Tanto per cominciare gli antenati selvatici dei gatti erano abbastanza solitari, mentre i cani discendono dai lupi, che sono creature molto sociali. I felini sembrano aver cominciato il percorso verso l’addomesticamento circa diecimila anni fa nel Mediterraneo orientale, il cosiddetto Vicino oriente. Tra le testimonianze archeologiche ce n’è una segnalata in un rapporto del 2004 secondo cui sull’isola di Cipro, in una tomba risalente a 9.500 anni fa, un gatto era stato sepolto insieme a una persona. Quest’antico legame tra il felino e l’essere umano è supportato da prove genetiche sempre più numerose. Leslie A. Lyons dell’università del Missouri, negli Stati Uniti, raccoglie dna dei gatti da una trentina d’anni e ha scoperto una serie di marcatori genetici utili a capire la loro evoluzione. “Alla fine la storia è sempre la stessa”, dice Lyons. Nel 2008 i suoi collaboratori hanno studiato i campioni di dna di 1.100 gatti provenienti dai cinque continenti. “La diversità più alta tende a essere nel Vicino oriente”, questo significa che la popolazione viene da lì, afferma Lyons. Anche in uno studio condotto lo scorso novembre, la studiosa e i suoi colleghi hanno raccolto il dna di altri mille gatti e hanno scoperto che il Mediterraneo orientale è stato il luogo del loro addomesticamento.
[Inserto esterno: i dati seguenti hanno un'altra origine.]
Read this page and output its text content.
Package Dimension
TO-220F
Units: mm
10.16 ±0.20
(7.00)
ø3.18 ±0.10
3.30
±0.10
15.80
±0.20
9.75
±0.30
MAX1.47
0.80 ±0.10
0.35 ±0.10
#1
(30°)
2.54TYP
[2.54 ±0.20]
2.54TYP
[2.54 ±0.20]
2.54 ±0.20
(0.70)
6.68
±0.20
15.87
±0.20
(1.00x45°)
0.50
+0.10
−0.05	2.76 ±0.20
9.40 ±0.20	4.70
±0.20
Le orecchie e le code dei gatti si muovevano in modo diverso quando sentivano le registrazioni dei padroni che dicevano il loro nome

Il momento in cui è avvenuto è significativo. I gatti hanno cominciato a frequentare gli umani nel periodo in cui gli abitanti del Mediterraneo orientale hanno cominciato a coltivare, invece di cacciare e raccogliere. Il cambiamento nello stile di vita fece accumulare riserve di cereali come il grano. “E queste attirarono roditori e altri parassiti”, dice Danijela Popović dell’università di Varsavia, in Polonia. “L’aumento di roditori a sua volta attirò i gatti”. In altre parole, non c’è motivo di supporre che gli essere umani li abbiano intenzionalmente addomesticati. “I gatti scoprirono che si stava bene vicino alle persone perché lì c’era da mangiare”, dice Popović. “E le persone scoprirono che gli piaceva avere gatti intorno”. Semmai, i gatti si addomesticarono da soli.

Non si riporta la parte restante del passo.